“Take us to London,” George Rowe and his friend Russell Bechard told cabby John Jolly in Windsor, Ontario. “We haven’t any money on us now but we can pay you when we get there.” London, it should be explained, was London, Ontario.

Rowe and Bechard were making the trip because they wanted to sell guns they had stolen from a friend’s house.

Unable to find the right street, Mr. Jolly stopped at a petrol station, refusing to go farther without payment.
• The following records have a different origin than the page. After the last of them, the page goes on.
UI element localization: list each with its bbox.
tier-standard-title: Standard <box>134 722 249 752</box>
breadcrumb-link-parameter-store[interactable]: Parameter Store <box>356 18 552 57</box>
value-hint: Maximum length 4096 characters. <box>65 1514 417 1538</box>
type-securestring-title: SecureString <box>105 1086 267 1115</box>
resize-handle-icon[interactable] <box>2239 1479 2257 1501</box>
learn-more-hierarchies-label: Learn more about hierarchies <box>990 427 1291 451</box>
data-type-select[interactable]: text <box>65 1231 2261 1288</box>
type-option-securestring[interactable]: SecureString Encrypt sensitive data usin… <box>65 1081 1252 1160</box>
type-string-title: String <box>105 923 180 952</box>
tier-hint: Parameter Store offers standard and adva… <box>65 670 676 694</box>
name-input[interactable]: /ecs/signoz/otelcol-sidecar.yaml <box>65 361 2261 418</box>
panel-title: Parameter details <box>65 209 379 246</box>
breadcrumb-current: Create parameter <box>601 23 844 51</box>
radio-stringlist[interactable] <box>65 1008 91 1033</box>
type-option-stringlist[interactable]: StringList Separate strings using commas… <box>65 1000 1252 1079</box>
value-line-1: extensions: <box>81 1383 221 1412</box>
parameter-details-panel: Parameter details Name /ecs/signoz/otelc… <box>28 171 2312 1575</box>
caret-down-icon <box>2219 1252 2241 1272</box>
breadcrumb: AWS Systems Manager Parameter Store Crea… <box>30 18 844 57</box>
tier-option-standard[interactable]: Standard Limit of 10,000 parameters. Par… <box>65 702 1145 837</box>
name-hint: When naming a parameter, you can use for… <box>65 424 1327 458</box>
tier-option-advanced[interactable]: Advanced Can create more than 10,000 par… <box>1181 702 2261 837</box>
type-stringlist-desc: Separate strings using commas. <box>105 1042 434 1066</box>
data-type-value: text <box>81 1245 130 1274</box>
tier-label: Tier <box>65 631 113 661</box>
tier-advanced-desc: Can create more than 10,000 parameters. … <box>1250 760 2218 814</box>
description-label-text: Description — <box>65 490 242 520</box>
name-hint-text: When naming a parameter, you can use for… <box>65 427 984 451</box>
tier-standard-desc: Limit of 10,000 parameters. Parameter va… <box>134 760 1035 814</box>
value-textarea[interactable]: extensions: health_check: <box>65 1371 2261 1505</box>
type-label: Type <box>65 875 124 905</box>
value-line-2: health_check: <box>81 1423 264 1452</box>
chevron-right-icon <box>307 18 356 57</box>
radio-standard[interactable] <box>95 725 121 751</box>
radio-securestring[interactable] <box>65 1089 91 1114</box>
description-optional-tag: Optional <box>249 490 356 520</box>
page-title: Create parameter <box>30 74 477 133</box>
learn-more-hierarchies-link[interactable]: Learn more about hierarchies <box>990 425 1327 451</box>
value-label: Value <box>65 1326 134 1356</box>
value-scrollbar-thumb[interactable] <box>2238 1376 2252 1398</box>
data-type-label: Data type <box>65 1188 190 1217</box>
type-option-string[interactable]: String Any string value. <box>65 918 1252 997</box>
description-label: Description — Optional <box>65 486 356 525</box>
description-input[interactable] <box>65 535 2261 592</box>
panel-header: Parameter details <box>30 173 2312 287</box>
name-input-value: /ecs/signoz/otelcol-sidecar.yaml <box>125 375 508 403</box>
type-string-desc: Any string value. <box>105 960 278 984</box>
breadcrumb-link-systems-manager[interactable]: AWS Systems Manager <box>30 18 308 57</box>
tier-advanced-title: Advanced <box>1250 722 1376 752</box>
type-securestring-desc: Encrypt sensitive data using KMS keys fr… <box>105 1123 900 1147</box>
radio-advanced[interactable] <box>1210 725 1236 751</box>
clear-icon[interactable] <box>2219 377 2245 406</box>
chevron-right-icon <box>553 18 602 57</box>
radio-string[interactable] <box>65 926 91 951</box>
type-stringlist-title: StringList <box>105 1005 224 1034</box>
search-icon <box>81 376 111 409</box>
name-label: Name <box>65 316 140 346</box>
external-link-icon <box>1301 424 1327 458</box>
When the two passengers became ugly the cabby picked up a phone and shouted, “Get me the police!”

George Rowe pulled out a Colt revolver and ordered everyone in the petrol station to leave the building by the rear door. “I wasn’t holding them up or intending to rob them,” he said later. “I didn’t intend to shoot anyone.”

There are various accounts of what happened next. Rowe claimed he slipped on some grease. The only certain thing is that his gun went off.
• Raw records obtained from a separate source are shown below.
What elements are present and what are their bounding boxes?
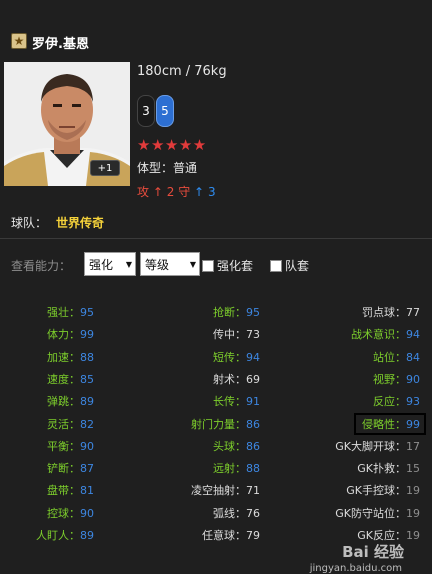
attribute-row: 视野：90 <box>0 371 420 387</box>
chevron-down-icon: ▼ <box>125 259 132 269</box>
enhance-select[interactable]: 强化 ▼ <box>84 252 136 276</box>
enhance-select-value: 强化 <box>89 257 114 272</box>
left-foot-value: 3 <box>142 104 150 118</box>
attribute-row: 反应：93 <box>0 393 420 409</box>
attribute-row: GK扑救：15 <box>0 460 420 476</box>
team-value: 世界传奇 <box>56 216 105 230</box>
attribute-label: GK大脚开球： <box>335 439 406 453</box>
attribute-row: 战术意识：94 <box>0 326 420 342</box>
player-name: 罗伊.基恩 <box>32 37 89 52</box>
level-badge: +1 <box>90 160 120 176</box>
attribute-label: 罚点球： <box>362 306 406 319</box>
attribute-value: 19 <box>406 506 420 520</box>
left-foot-icon: 3 <box>137 95 155 127</box>
enhance-set-checkbox[interactable]: 强化套 <box>202 257 253 274</box>
attribute-row: GK手控球：19 <box>0 482 420 498</box>
attribute-value: 84 <box>406 350 420 364</box>
attack-label: 攻 <box>137 185 150 199</box>
defense-label: 守 <box>178 185 191 199</box>
attribute-row: 站位：84 <box>0 349 420 365</box>
attack-defense: 攻 ↑ 2 守 ↑ 3 <box>137 183 216 200</box>
attribute-label: GK防守站位： <box>335 506 406 520</box>
attribute-label: GK扑救： <box>357 462 406 476</box>
attribute-row: GK大脚开球：17 <box>0 438 420 454</box>
divider <box>0 238 432 239</box>
enhance-set-label: 强化套 <box>217 259 254 273</box>
attribute-label: 战术意识： <box>351 328 406 342</box>
defense-arrow-icon: ↑ <box>194 185 205 199</box>
attribute-value: 17 <box>406 439 420 453</box>
attack-value: 2 <box>166 185 175 199</box>
attribute-value: 93 <box>406 395 420 409</box>
attribute-value: 19 <box>406 484 420 498</box>
attack-arrow-icon: ↑ <box>152 185 163 199</box>
attribute-value: 94 <box>406 328 420 342</box>
height-weight: 180cm / 76kg <box>137 64 227 79</box>
right-foot-icon: 5 <box>156 95 174 127</box>
checkbox-box[interactable] <box>270 259 282 272</box>
watermark-logo: Bai 经验 <box>342 543 404 561</box>
watermark-url: jingyan.baidu.com <box>309 563 402 574</box>
attribute-value: 77 <box>406 306 420 319</box>
attribute-label: 反应： <box>373 395 406 409</box>
attribute-label: 站位： <box>373 350 406 364</box>
highlight-box <box>354 412 426 435</box>
view-ability-label: 查看能力： <box>11 259 72 273</box>
star-rating: ★★★★★ <box>137 136 207 154</box>
attribute-value: 90 <box>406 372 420 386</box>
attribute-label: GK手控球： <box>346 484 406 498</box>
team-label: 球队： <box>11 216 48 230</box>
attribute-label: 视野： <box>373 372 406 386</box>
checkbox-box[interactable] <box>202 259 214 272</box>
level-select-value: 等级 <box>145 257 170 272</box>
attribute-value: 15 <box>406 462 420 476</box>
body-type: 体型：普通 <box>137 161 198 175</box>
team-set-checkbox[interactable]: 队套 <box>270 257 309 274</box>
star-icon: ★ <box>11 33 27 49</box>
right-foot-value: 5 <box>161 104 169 118</box>
team-set-label: 队套 <box>285 259 310 273</box>
attribute-row: 罚点球：77 <box>0 304 420 320</box>
level-select[interactable]: 等级 ▼ <box>140 252 200 276</box>
defense-value: 3 <box>207 185 216 199</box>
chevron-down-icon: ▼ <box>189 259 196 269</box>
attribute-row: GK防守站位：19 <box>0 505 420 521</box>
attribute-value: 19 <box>406 529 420 542</box>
The .38 bullet ripped through the door of a nearby garage and struck Clare Galbraith, 20, who was working on his car unaware of what was happening. He died in hospital. Rowe and Bechard fled from the scene.
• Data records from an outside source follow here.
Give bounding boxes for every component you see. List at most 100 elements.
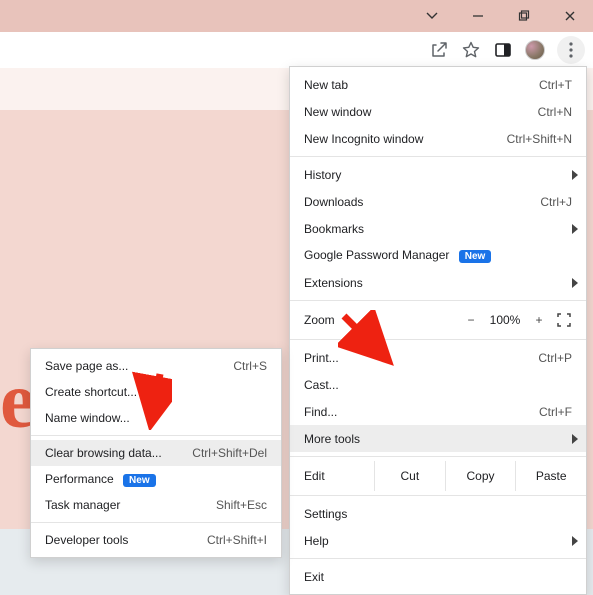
- submenu-arrow-icon: [572, 224, 578, 234]
- submenu-label: Name window...: [45, 411, 267, 425]
- submenu-save-page[interactable]: Save page as... Ctrl+S: [31, 353, 281, 379]
- menu-help[interactable]: Help: [290, 527, 586, 554]
- submenu-task-manager[interactable]: Task manager Shift+Esc: [31, 492, 281, 518]
- menu-label: New tab: [304, 78, 539, 92]
- close-icon: [564, 10, 576, 22]
- vertical-dots-icon: [569, 42, 573, 58]
- submenu-arrow-icon: [572, 434, 578, 444]
- bookmark-button[interactable]: [461, 40, 481, 60]
- new-badge: New: [459, 250, 492, 263]
- edit-copy-button[interactable]: Copy: [445, 461, 516, 491]
- submenu-name-window[interactable]: Name window...: [31, 405, 281, 431]
- fullscreen-icon: [557, 313, 571, 327]
- submenu-clear-browsing-data[interactable]: Clear browsing data... Ctrl+Shift+Del: [31, 440, 281, 466]
- menu-label: Exit: [304, 570, 572, 584]
- menu-history[interactable]: History: [290, 161, 586, 188]
- menu-settings[interactable]: Settings: [290, 500, 586, 527]
- menu-shortcut: Ctrl+F: [539, 405, 572, 419]
- menu-edit-row: Edit Cut Copy Paste: [290, 461, 586, 491]
- menu-separator: [290, 456, 586, 457]
- menu-extensions[interactable]: Extensions: [290, 269, 586, 296]
- menu-label: Find...: [304, 405, 539, 419]
- submenu-arrow-icon: [572, 170, 578, 180]
- menu-new-window[interactable]: New window Ctrl+N: [290, 98, 586, 125]
- menu-bookmarks[interactable]: Bookmarks: [290, 215, 586, 242]
- submenu-arrow-icon: [572, 278, 578, 288]
- menu-zoom-row: Zoom − 100% +: [290, 305, 586, 335]
- menu-label: Settings: [304, 507, 572, 521]
- submenu-create-shortcut[interactable]: Create shortcut...: [31, 379, 281, 405]
- menu-print[interactable]: Print... Ctrl+P: [290, 344, 586, 371]
- submenu-label-text: Performance: [45, 472, 114, 486]
- menu-separator: [290, 495, 586, 496]
- menu-shortcut: Ctrl+P: [538, 351, 572, 365]
- menu-shortcut: Ctrl+Shift+N: [507, 132, 572, 146]
- menu-separator: [290, 558, 586, 559]
- submenu-shortcut: Ctrl+Shift+I: [207, 533, 267, 547]
- submenu-separator: [31, 522, 281, 523]
- tab-search-button[interactable]: [409, 0, 455, 32]
- menu-label: Bookmarks: [304, 222, 572, 236]
- menu-new-tab[interactable]: New tab Ctrl+T: [290, 71, 586, 98]
- menu-label: Extensions: [304, 276, 572, 290]
- share-button[interactable]: [429, 40, 449, 60]
- submenu-shortcut: Shift+Esc: [216, 498, 267, 512]
- avatar-icon: [525, 40, 545, 60]
- menu-label: Downloads: [304, 195, 540, 209]
- side-panel-button[interactable]: [493, 40, 513, 60]
- menu-password-manager[interactable]: Google Password Manager New: [290, 242, 586, 269]
- menu-label-text: Google Password Manager: [304, 248, 449, 262]
- submenu-label: Clear browsing data...: [45, 446, 192, 460]
- menu-shortcut: Ctrl+T: [539, 78, 572, 92]
- menu-separator: [290, 300, 586, 301]
- submenu-label: Performance New: [45, 472, 267, 487]
- menu-shortcut: Ctrl+J: [540, 195, 572, 209]
- chevron-down-icon: [426, 10, 438, 22]
- edit-cut-button[interactable]: Cut: [374, 461, 445, 491]
- menu-label: History: [304, 168, 572, 182]
- minimize-icon: [472, 10, 484, 22]
- menu-label: New Incognito window: [304, 132, 507, 146]
- menu-exit[interactable]: Exit: [290, 563, 586, 590]
- submenu-shortcut: Ctrl+S: [233, 359, 267, 373]
- menu-label: More tools: [304, 432, 572, 446]
- menu-label: Google Password Manager New: [304, 248, 572, 263]
- zoom-label: Zoom: [304, 313, 374, 327]
- menu-downloads[interactable]: Downloads Ctrl+J: [290, 188, 586, 215]
- zoom-value: 100%: [484, 313, 526, 327]
- side-panel-icon: [494, 41, 512, 59]
- submenu-label: Task manager: [45, 498, 216, 512]
- fullscreen-button[interactable]: [552, 313, 576, 327]
- menu-separator: [290, 156, 586, 157]
- submenu-performance[interactable]: Performance New: [31, 466, 281, 492]
- submenu-label: Save page as...: [45, 359, 233, 373]
- edit-paste-button[interactable]: Paste: [515, 461, 586, 491]
- submenu-arrow-icon: [572, 536, 578, 546]
- submenu-shortcut: Ctrl+Shift+Del: [192, 446, 267, 460]
- menu-shortcut: Ctrl+N: [538, 105, 572, 119]
- menu-label: Cast...: [304, 378, 572, 392]
- more-tools-submenu: Save page as... Ctrl+S Create shortcut..…: [30, 348, 282, 558]
- star-icon: [462, 41, 480, 59]
- submenu-developer-tools[interactable]: Developer tools Ctrl+Shift+I: [31, 527, 281, 553]
- maximize-icon: [518, 10, 530, 22]
- new-badge: New: [123, 474, 156, 487]
- edit-label: Edit: [290, 469, 374, 483]
- minimize-button[interactable]: [455, 0, 501, 32]
- maximize-button[interactable]: [501, 0, 547, 32]
- submenu-label: Create shortcut...: [45, 385, 267, 399]
- menu-cast[interactable]: Cast...: [290, 371, 586, 398]
- menu-more-tools[interactable]: More tools: [290, 425, 586, 452]
- menu-label: Print...: [304, 351, 538, 365]
- menu-label: New window: [304, 105, 538, 119]
- zoom-out-button[interactable]: −: [458, 313, 484, 327]
- zoom-in-button[interactable]: +: [526, 313, 552, 327]
- menu-label: Help: [304, 534, 572, 548]
- menu-find[interactable]: Find... Ctrl+F: [290, 398, 586, 425]
- profile-button[interactable]: [525, 40, 545, 60]
- menu-new-incognito[interactable]: New Incognito window Ctrl+Shift+N: [290, 125, 586, 152]
- chrome-main-menu: New tab Ctrl+T New window Ctrl+N New Inc…: [289, 66, 587, 595]
- chrome-menu-button[interactable]: [557, 36, 585, 64]
- close-button[interactable]: [547, 0, 593, 32]
- share-icon: [430, 41, 448, 59]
They were caught four days later, on November 24th, 1950. Despite Rowe’s claim that he didn’t know the gun was loaded and that it had discharged accidentally, he was found guilty of murder and sentenced to hang. Bechard was found not guilty.

“My lord, I’ve been given a fair trial,” said a resigned Rowe. “I didn’t intend to rob that gas station or shoot anyone. I slipped on the grease and the gun went off.” He was hanged on Tuesday, June 5th, 1951, in London Prison.